In 1864, soldiers marched in a 20-day campaign across Georgia to cripple the Confederacy. This guide provides access to material related to "Sherman's March to the Sea" in the Chronicling America digital collection of historic newspapers.


Illustration of General Sherman leading his army. October 27, 1907. New-York Tribune (New York, NY), Image 37. Chronicling America: Historic American Newspapers.

“History will brand him a robber and incendiary, and will deservedly ‘damn him to everlasting fame.” In 1864, General William Tecumseh Sherman led his troops on a “total warfare” campaign, from Atlanta to Savannah, Georgia. This campaign, known as Sherman’s March to the Sea, was marked by its objective, to cripple the Confederacy’s ability to wage war. They destroyed anything and everything important to the war effort, leaving ruins where Georgia’s great cities once stood. Read more about it!

The information in this guide focuses on primary source materials found in the digitized historic newspapers from the digital collection Chronicling America.

The timeline below highlights important dates related to this topic and a section of this guide provides some suggested search strategies for further research in the collection.

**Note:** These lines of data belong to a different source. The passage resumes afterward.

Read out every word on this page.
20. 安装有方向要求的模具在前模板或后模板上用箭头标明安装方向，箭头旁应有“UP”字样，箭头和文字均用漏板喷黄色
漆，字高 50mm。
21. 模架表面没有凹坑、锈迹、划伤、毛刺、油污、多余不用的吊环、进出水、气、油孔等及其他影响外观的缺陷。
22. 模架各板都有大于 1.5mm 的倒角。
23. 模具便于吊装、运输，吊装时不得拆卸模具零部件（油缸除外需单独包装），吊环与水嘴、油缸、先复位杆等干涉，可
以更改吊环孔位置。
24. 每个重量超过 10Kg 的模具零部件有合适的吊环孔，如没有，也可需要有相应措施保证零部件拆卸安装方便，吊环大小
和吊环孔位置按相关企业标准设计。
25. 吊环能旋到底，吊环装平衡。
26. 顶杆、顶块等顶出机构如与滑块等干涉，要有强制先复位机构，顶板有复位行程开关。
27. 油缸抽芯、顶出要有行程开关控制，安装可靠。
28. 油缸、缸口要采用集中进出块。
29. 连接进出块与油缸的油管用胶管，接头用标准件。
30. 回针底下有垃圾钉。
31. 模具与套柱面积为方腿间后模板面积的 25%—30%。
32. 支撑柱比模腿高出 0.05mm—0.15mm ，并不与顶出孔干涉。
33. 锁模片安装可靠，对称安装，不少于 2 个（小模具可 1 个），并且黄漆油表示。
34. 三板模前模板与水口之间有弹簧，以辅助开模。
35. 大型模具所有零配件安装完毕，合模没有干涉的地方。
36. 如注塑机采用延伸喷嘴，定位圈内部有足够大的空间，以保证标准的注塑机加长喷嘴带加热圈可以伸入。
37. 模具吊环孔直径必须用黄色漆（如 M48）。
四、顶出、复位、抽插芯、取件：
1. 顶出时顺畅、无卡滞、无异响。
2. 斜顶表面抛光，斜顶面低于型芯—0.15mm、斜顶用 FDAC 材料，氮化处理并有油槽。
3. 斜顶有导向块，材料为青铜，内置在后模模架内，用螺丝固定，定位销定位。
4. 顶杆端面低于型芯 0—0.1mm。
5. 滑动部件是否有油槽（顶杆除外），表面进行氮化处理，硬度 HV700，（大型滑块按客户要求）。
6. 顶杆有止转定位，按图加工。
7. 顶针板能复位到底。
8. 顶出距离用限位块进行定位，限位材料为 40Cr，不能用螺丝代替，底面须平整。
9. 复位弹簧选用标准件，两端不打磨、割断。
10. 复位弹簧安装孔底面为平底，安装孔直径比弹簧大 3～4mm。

November 15, 1864 Sherman’s March to the Sea begins as his troops leave Atlanta, GA.
November 22, 1864 Battle of Griswoldville: First battle in the March to the Sea.
November 24‑25, 1864 Skirmish at Ball’s Ferry.
November 28, 1864 Battle of Buckhead Creek: A victory for the Union and Sherman’s cavalry under the command of General H. Judson Kilpatrick.
November 30, 1864 Battle of Honey Hill: Failed attempt to cut off the Charleston and Savannah Railroad in support of Sherman's projected arrival in Savannah, GA.
December 4, 1864 Battle of Waynesboro: A cavalry battle that cleared the way to Savannah, GA for Sherman’s troops.
December 13, 1864 Battle of Fort McAllister: A strategic victory for Sherman’s troops, gaining control of Fort McAllister just outside of Savannah, GA.
December 22, 1864 Savannah surrenders to General Sherman.